Fortune Building Strategies
To understand how wealth at the billionaire level works, Collins breaks it down into four parts: acquiring fortune, protecting assets, policy control and maximum resource extraction.
When many Americans think about wealth, they usually think only about the first step, Collins said. People can create a reasonable quantity of wealth through creating or operating a successful business, which could get them admission in Affluent Town.
But getting to Billionaireville requires significant resources and tactics in those next three steps. Collins describes what he calls the "wealth defense industry": the tax lawyers, accountants and wealth managers who use their skills to ensure that the super rich are being deliberate about their taxes.
"Wealth defense professionals use a extensive selection of tools such as trusts, foreign deposits, secret corporations, charitable foundations and other vehicles to hold assets," he details.
Government Power and Extreme Wealth Removal
To advance a wealth defense strategy, a family needs political support. Wealth of over $40m becomes political power, Collins says, and can be used to secure fortune and protect its accumulation.
The last stage is a different kind of wealth accumulation, one that Collins calls "extreme removal" to describe how the wealthy have come to affect nearly every single part of an Americans' daily existence largely through capital management, which allows wealthy individuals to support private companies.
"Private equity is looking for those areas of the economy where they can squeeze things a little bit harder," Collins said. "One thing I don't think people comprehend is these billionaire private-equity funds are what happens when so much wealth is stored in so few hands, and they can essentially pivot and say, 'Where else can we generate returns out of the economy?' Healthcare? Great. Mobile home parks? These people can't go anywhere, [so] you can raise their rents."
Tangible Effects
The results of this inequality go beyond the wealth getting wealthier. It's about people paying more for their healthcare, rent and vet bills without seeing any significant salary growth.
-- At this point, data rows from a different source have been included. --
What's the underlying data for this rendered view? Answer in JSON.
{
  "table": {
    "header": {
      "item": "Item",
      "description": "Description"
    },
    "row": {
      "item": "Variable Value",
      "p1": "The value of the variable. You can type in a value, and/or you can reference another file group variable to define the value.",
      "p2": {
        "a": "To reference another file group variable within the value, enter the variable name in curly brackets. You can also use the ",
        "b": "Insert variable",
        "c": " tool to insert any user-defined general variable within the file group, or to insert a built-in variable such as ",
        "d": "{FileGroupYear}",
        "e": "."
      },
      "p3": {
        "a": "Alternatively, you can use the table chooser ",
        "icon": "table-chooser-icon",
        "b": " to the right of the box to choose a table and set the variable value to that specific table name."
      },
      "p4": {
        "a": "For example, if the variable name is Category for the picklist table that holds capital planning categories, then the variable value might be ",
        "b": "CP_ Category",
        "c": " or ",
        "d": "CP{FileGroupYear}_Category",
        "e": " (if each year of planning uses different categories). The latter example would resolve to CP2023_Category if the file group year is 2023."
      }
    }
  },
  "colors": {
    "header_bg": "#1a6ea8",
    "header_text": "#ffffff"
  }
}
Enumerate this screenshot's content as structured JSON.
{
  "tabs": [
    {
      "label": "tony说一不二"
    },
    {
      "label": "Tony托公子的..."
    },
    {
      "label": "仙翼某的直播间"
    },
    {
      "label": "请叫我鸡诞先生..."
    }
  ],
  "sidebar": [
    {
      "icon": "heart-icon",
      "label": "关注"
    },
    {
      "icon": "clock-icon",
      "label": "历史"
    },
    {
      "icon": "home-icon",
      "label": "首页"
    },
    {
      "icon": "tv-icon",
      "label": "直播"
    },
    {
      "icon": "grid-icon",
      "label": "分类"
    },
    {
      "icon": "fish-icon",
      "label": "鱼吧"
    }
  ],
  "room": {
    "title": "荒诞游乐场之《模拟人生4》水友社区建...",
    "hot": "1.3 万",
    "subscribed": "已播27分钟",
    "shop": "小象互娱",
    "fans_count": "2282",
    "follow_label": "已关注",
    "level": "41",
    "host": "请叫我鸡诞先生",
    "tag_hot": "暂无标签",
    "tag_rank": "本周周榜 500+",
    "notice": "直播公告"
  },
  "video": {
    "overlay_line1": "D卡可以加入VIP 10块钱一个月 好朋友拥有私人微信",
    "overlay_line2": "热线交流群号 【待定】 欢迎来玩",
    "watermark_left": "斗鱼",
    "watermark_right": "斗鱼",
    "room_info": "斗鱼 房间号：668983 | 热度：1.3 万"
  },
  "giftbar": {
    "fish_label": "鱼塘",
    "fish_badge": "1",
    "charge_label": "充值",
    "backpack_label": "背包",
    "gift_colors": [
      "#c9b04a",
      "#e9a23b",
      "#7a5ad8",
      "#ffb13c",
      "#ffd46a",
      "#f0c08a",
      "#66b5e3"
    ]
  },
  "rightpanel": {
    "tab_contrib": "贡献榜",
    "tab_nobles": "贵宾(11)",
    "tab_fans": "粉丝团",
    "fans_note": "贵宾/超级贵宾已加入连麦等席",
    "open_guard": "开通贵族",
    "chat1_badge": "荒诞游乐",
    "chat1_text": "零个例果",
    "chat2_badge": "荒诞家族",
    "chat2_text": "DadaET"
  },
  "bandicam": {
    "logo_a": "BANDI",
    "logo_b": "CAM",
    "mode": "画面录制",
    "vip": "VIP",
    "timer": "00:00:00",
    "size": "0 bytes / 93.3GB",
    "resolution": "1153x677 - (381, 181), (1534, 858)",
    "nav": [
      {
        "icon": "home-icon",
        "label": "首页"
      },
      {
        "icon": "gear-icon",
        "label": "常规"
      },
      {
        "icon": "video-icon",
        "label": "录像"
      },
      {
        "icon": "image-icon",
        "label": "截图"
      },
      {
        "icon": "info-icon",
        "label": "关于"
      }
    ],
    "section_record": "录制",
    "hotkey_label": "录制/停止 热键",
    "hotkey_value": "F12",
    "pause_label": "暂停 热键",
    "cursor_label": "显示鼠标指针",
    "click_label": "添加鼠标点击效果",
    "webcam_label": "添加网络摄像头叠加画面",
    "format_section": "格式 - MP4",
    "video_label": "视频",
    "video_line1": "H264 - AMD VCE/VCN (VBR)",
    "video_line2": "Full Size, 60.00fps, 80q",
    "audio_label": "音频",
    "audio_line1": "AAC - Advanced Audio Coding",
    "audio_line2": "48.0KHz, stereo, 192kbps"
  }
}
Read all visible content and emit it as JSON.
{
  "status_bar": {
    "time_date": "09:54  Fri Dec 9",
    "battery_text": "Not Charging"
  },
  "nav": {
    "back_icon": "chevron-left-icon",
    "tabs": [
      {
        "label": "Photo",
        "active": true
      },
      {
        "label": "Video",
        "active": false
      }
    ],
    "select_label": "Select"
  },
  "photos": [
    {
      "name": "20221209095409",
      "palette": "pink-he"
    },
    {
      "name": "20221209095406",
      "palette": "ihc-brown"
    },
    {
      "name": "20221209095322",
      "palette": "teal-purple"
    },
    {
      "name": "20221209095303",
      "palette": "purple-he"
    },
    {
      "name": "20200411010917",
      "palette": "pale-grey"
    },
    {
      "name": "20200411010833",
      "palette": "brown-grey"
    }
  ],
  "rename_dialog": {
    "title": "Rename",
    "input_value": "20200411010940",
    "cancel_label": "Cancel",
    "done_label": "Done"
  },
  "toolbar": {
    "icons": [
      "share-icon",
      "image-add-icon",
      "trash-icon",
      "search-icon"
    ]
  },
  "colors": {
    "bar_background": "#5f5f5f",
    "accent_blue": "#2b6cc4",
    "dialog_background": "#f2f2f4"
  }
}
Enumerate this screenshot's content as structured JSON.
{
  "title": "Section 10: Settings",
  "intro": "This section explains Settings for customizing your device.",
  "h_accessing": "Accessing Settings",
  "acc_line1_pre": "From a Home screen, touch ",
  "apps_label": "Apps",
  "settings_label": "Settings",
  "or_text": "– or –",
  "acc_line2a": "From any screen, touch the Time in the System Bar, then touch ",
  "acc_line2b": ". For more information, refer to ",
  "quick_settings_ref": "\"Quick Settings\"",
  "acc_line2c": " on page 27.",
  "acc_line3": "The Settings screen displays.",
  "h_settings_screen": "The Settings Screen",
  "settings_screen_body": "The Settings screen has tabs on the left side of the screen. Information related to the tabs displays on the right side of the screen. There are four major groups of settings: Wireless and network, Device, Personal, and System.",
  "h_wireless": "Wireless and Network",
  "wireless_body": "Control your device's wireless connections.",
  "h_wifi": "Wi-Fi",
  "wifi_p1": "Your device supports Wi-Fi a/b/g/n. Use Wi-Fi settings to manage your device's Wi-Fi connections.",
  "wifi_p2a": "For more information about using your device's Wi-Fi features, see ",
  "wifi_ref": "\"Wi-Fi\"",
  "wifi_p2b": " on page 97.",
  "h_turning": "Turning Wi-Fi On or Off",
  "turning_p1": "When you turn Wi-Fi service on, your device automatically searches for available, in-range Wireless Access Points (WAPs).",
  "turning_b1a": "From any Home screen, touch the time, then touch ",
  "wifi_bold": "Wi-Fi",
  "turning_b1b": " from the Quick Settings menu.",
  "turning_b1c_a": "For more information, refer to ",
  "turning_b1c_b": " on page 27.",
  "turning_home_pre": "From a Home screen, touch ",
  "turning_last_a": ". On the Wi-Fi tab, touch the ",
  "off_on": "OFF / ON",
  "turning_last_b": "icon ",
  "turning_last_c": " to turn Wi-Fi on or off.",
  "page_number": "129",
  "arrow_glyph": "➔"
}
And Collins said the suffering and anger of this kind of society can lead to deep discontent.
"The most powerful affluent rulers understand people are being marginalized [and] are monetarily hurting," Collins said, adding that Republicans have been good at connecting with a potent "false common-man appeal".
Government Truth
The contradiction, Collins points out in his book, is that elected representatives have appointed a string of billionaires to government roles. Along with affluent innovators who had temporary but significant roles overseeing substantial reductions to the federal workforce, other important roles for commerce, treasury, education and the interior are also all billionaires.
This administrative framework, along with help from congressional allies, helped pass major tax legislation, which will make enduring decreases for the wealthy and corporations.
The Path Forward
While legislative bodies continue to argue that immigration and bad trade agreements are the source of everyone's economic problems, "the issue remains: Will the other major party, which has also been controlled by the billionaires and big money, be able to meaningfully address the underlying harms?" Collins said.
Liberal leaders, he argues, know what policies are needed to "alter economic flow", including significant reforms to the tax system, raising the minimum wage and strengthening unions.
"It was so, so close, and the law really did represent the will of the most of people who really want lawmakers to solve some of these urgent problems," Collins said. "Elite control is not about building so much as preventing. It's easier to block than it is to make something significant occur, but the institutional knowledge is there. We know what that looks like."
Collins is positive that there can be change, but said it would require ongoing legislative effort.
"It may be sooner than expected that the tide turns, and then it really is about sustaining a sustained really popular movement to make progress on this extreme inequality we're living in," he said. "We can fix this. It is solvable."